Since the days of the enclosures, capital has expanded throughout the globe. What we know as globalisation is a world of globally integrated capitalism. Yet it would be mistaken to see capitalist expansion as merely spatial. Rather there is an attempt to colonise and commodify every aspect of our lives. Workers are monitored and surveilled -from finger scans to urine samples - corporations like Monsanto patent 'brands' of rice or grain, ideas become 'intellectual property', our movement is regulated through borders and checkpoints, and anti-capitalist protests, like those in Seattle and Genova, are turned into expensive Playstation games like State of Emergency, in which you can join the "Freedom Movement," cover your face with a black bandanna and throw Molotov cocktails at the "American Trade Organisation."

But within this dystopic picture, there is another story - or perhaps the same story - the story of resistance. This is the story of the dignity of the Zapatistas, of thousands of Brazilian peasants reoccupying their land, of workers' councils in Argentina, general strikes in Italy and 'riots' within Australia's concentration camps. This is a story that exists on a smaller scale within each workplace and within every one of us. Those who cross the borders are a part of this story: a part of the refusal of capital's enclosures and domination, and the struggle for a world that is not defined by the imposition of work.

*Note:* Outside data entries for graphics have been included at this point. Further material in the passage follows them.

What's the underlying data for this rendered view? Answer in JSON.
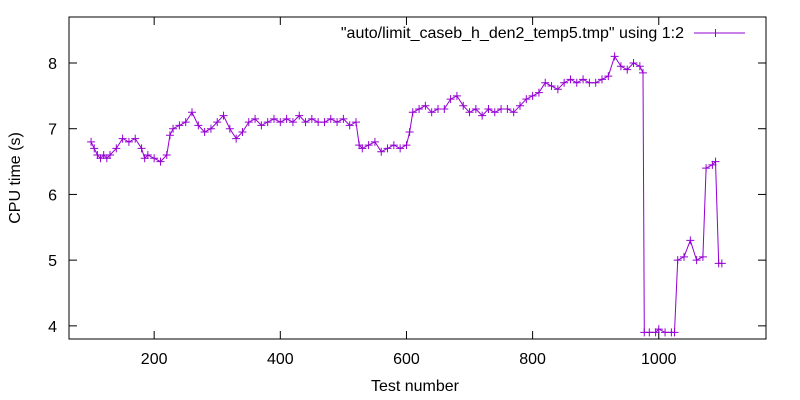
{
  "chart_data": {
    "type": "line",
    "xlabel": "Test number",
    "ylabel": "CPU time (s)",
    "xlim": [
      65,
      1170
    ],
    "ylim": [
      3.8,
      8.7
    ],
    "xticks": [
      "200",
      "400",
      "600",
      "800",
      "1000"
    ],
    "yticks": [
      "4",
      "5",
      "6",
      "7",
      "8"
    ],
    "grid": false,
    "legend_position": "top-right",
    "series_color": "#9400d3",
    "marker": "plus",
    "series": [
      {
        "name": "\"auto/limit_caseb_h_den2_temp5.tmp\" using 1:2",
        "points": [
          [
            100,
            6.8
          ],
          [
            105,
            6.7
          ],
          [
            110,
            6.6
          ],
          [
            115,
            6.55
          ],
          [
            120,
            6.6
          ],
          [
            125,
            6.55
          ],
          [
            130,
            6.6
          ],
          [
            140,
            6.7
          ],
          [
            150,
            6.85
          ],
          [
            160,
            6.8
          ],
          [
            170,
            6.85
          ],
          [
            180,
            6.7
          ],
          [
            185,
            6.55
          ],
          [
            190,
            6.6
          ],
          [
            200,
            6.55
          ],
          [
            210,
            6.5
          ],
          [
            220,
            6.6
          ],
          [
            225,
            6.9
          ],
          [
            230,
            7.0
          ],
          [
            240,
            7.05
          ],
          [
            250,
            7.1
          ],
          [
            260,
            7.25
          ],
          [
            270,
            7.05
          ],
          [
            280,
            6.95
          ],
          [
            290,
            7.0
          ],
          [
            300,
            7.1
          ],
          [
            310,
            7.2
          ],
          [
            320,
            7.0
          ],
          [
            330,
            6.85
          ],
          [
            340,
            6.95
          ],
          [
            350,
            7.1
          ],
          [
            360,
            7.15
          ],
          [
            370,
            7.05
          ],
          [
            380,
            7.1
          ],
          [
            390,
            7.15
          ],
          [
            400,
            7.1
          ],
          [
            410,
            7.15
          ],
          [
            420,
            7.1
          ],
          [
            430,
            7.2
          ],
          [
            440,
            7.1
          ],
          [
            450,
            7.15
          ],
          [
            460,
            7.1
          ],
          [
            470,
            7.1
          ],
          [
            480,
            7.15
          ],
          [
            490,
            7.1
          ],
          [
            500,
            7.15
          ],
          [
            510,
            7.05
          ],
          [
            520,
            7.1
          ],
          [
            525,
            6.75
          ],
          [
            530,
            6.7
          ],
          [
            540,
            6.75
          ],
          [
            550,
            6.8
          ],
          [
            560,
            6.65
          ],
          [
            570,
            6.7
          ],
          [
            580,
            6.75
          ],
          [
            590,
            6.7
          ],
          [
            600,
            6.75
          ],
          [
            605,
            6.95
          ],
          [
            610,
            7.25
          ],
          [
            620,
            7.3
          ],
          [
            630,
            7.35
          ],
          [
            640,
            7.25
          ],
          [
            650,
            7.3
          ],
          [
            660,
            7.3
          ],
          [
            670,
            7.45
          ],
          [
            680,
            7.5
          ],
          [
            690,
            7.35
          ],
          [
            700,
            7.25
          ],
          [
            710,
            7.3
          ],
          [
            720,
            7.2
          ],
          [
            730,
            7.3
          ],
          [
            740,
            7.25
          ],
          [
            750,
            7.3
          ],
          [
            760,
            7.3
          ],
          [
            770,
            7.25
          ],
          [
            780,
            7.35
          ],
          [
            790,
            7.45
          ],
          [
            800,
            7.5
          ],
          [
            810,
            7.55
          ],
          [
            820,
            7.7
          ],
          [
            830,
            7.65
          ],
          [
            840,
            7.6
          ],
          [
            850,
            7.7
          ],
          [
            860,
            7.75
          ],
          [
            870,
            7.7
          ],
          [
            880,
            7.75
          ],
          [
            890,
            7.7
          ],
          [
            900,
            7.7
          ],
          [
            910,
            7.75
          ],
          [
            920,
            7.8
          ],
          [
            930,
            8.1
          ],
          [
            940,
            7.95
          ],
          [
            950,
            7.9
          ],
          [
            960,
            8.0
          ],
          [
            970,
            7.95
          ],
          [
            975,
            7.85
          ],
          [
            977,
            3.9
          ],
          [
            985,
            3.9
          ],
          [
            995,
            3.9
          ],
          [
            1000,
            3.95
          ],
          [
            1010,
            3.9
          ],
          [
            1020,
            3.9
          ],
          [
            1025,
            3.9
          ],
          [
            1030,
            5.0
          ],
          [
            1040,
            5.05
          ],
          [
            1050,
            5.3
          ],
          [
            1060,
            5.0
          ],
          [
            1070,
            5.05
          ],
          [
            1075,
            6.4
          ],
          [
            1085,
            6.45
          ],
          [
            1090,
            6.5
          ],
          [
            1095,
            4.95
          ],
          [
            1100,
            4.95
          ]
        ]
      }
    ]
  }
}
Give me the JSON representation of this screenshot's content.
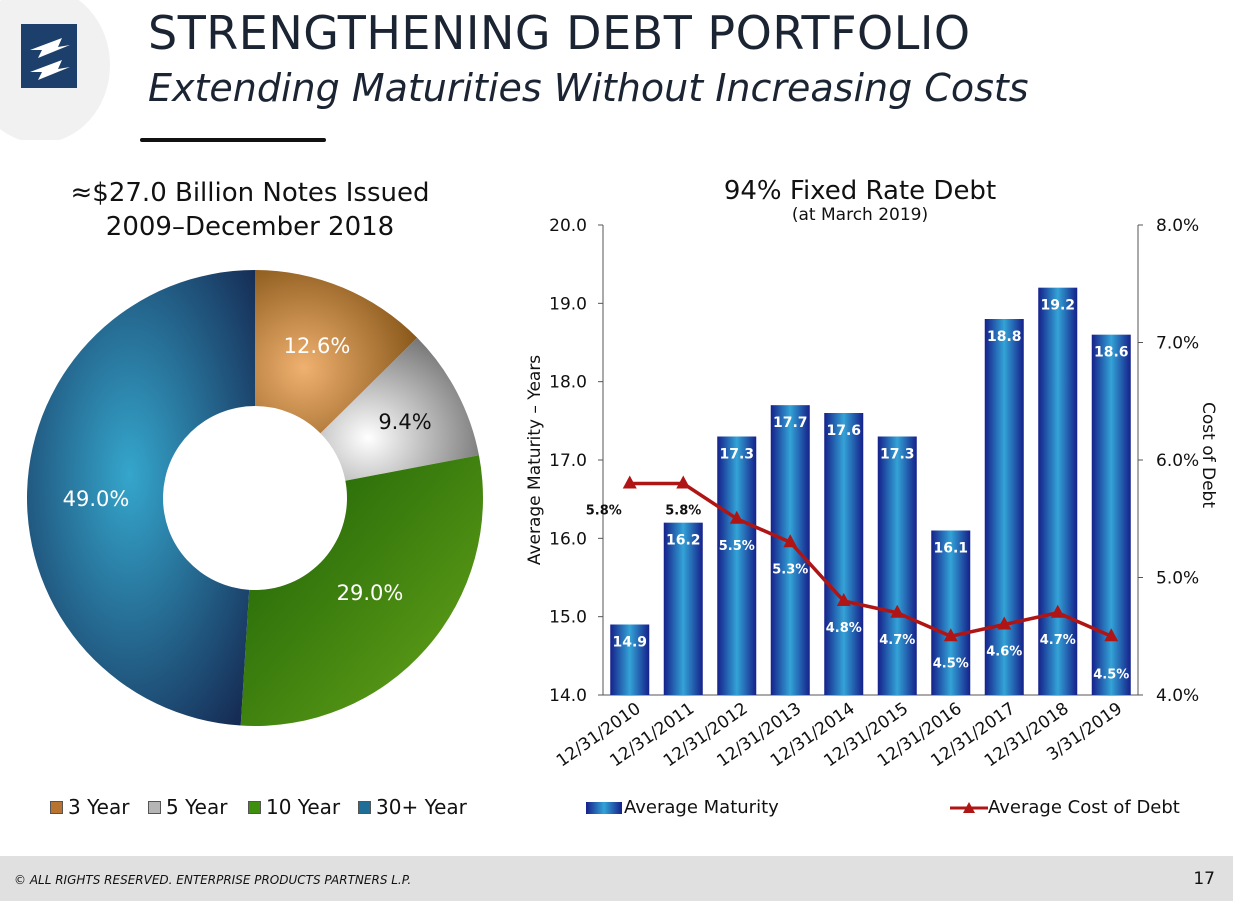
{
  "header": {
    "title": "STRENGTHENING DEBT PORTFOLIO",
    "subtitle": "Extending Maturities Without Increasing Costs"
  },
  "pie": {
    "title_line1": "≈$27.0 Billion Notes Issued",
    "title_line2": "2009–December 2018"
  },
  "bar": {
    "title": "94% Fixed Rate Debt",
    "subtitle": "(at March 2019)"
  },
  "legend_pie": [
    {
      "label": "3 Year",
      "color": "#b8732e"
    },
    {
      "label": "5 Year",
      "color": "#b5b5b5"
    },
    {
      "label": "10 Year",
      "color": "#3f8f0e"
    },
    {
      "label": "30+ Year",
      "color": "#1f6e98"
    }
  ],
  "legend_bar": {
    "maturity_label": "Average Maturity",
    "cost_label": "Average Cost of Debt"
  },
  "footer": {
    "copyright": "© ALL RIGHTS RESERVED. ENTERPRISE PRODUCTS PARTNERS L.P.",
    "page": "17"
  },
  "chart_data": [
    {
      "type": "pie",
      "style": "donut",
      "title": "≈$27.0 Billion Notes Issued 2009–December 2018",
      "slices": [
        {
          "label": "3 Year",
          "value": 12.6,
          "display": "12.6%",
          "color": "#b8732e"
        },
        {
          "label": "5 Year",
          "value": 9.4,
          "display": "9.4%",
          "color": "#b5b5b5"
        },
        {
          "label": "10 Year",
          "value": 29.0,
          "display": "29.0%",
          "color": "#3f8f0e"
        },
        {
          "label": "30+ Year",
          "value": 49.0,
          "display": "49.0%",
          "color": "#1f6e98"
        }
      ],
      "legend_position": "bottom"
    },
    {
      "type": "bar",
      "title": "94% Fixed Rate Debt",
      "subtitle": "(at March 2019)",
      "categories": [
        "12/31/2010",
        "12/31/2011",
        "12/31/2012",
        "12/31/2013",
        "12/31/2014",
        "12/31/2015",
        "12/31/2016",
        "12/31/2017",
        "12/31/2018",
        "3/31/2019"
      ],
      "series": [
        {
          "name": "Average Maturity",
          "kind": "bar",
          "axis": "left",
          "color": "#1c3fa0",
          "values": [
            14.9,
            16.2,
            17.3,
            17.7,
            17.6,
            17.3,
            16.1,
            18.8,
            19.2,
            18.6
          ],
          "labels": [
            "14.9",
            "16.2",
            "17.3",
            "17.7",
            "17.6",
            "17.3",
            "16.1",
            "18.8",
            "19.2",
            "18.6"
          ]
        },
        {
          "name": "Average Cost of Debt",
          "kind": "line",
          "axis": "right",
          "color": "#b01515",
          "values": [
            5.8,
            5.8,
            5.5,
            5.3,
            4.8,
            4.7,
            4.5,
            4.6,
            4.7,
            4.5
          ],
          "labels": [
            "5.8%",
            "5.8%",
            "5.5%",
            "5.3%",
            "4.8%",
            "4.7%",
            "4.5%",
            "4.6%",
            "4.7%",
            "4.5%"
          ]
        }
      ],
      "ylabel": "Average Maturity – Years",
      "ylabel_right": "Cost of Debt",
      "ylim": [
        14.0,
        20.0
      ],
      "yticks": [
        "14.0",
        "15.0",
        "16.0",
        "17.0",
        "18.0",
        "19.0",
        "20.0"
      ],
      "ylim_right": [
        4.0,
        8.0
      ],
      "yticks_right": [
        "4.0%",
        "5.0%",
        "6.0%",
        "7.0%",
        "8.0%"
      ],
      "grid": false,
      "legend_position": "bottom"
    }
  ]
}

As Linebaugh and Rediker say -


"The globalizing powers have a long reach and endless patience. Yet the planetary wanderers do not forget, and they are ever ready from Africa to the Caribbean to Seattle to resist slavery and restore the commons."

To restore the commons is to resist capital's enclosures. To restore the commons is to refuse to be defined by capital's borders. But to restore the commons is to do more than simply escape. Rather it is to create a new world. In our refusal we should all be 'economic migrants', refusing to stay where we can be best exploited. In creating a new world we should learn from those who have come so far and risked so much.

One such man, who escaped from Woomera at Easter only to be later recaptured, said to me, as we smoked cigarettes in a tent in the desert: "Thank you. You are doing something really worth humanity." Today, to resist is to fight for that very humanity, against a system that attempts to dehumanize us all. This man talked of those inside Woomera-people who are called by numbers not names- as the "people anonymous". I was struck by the extent to which this is what we all are to capital: "people anonymous, 'human resources', any pair of hands will do". Yet through our struggles we can begin the journey towards a world where no one is anonymous, and create a world in which each of us can be fully human."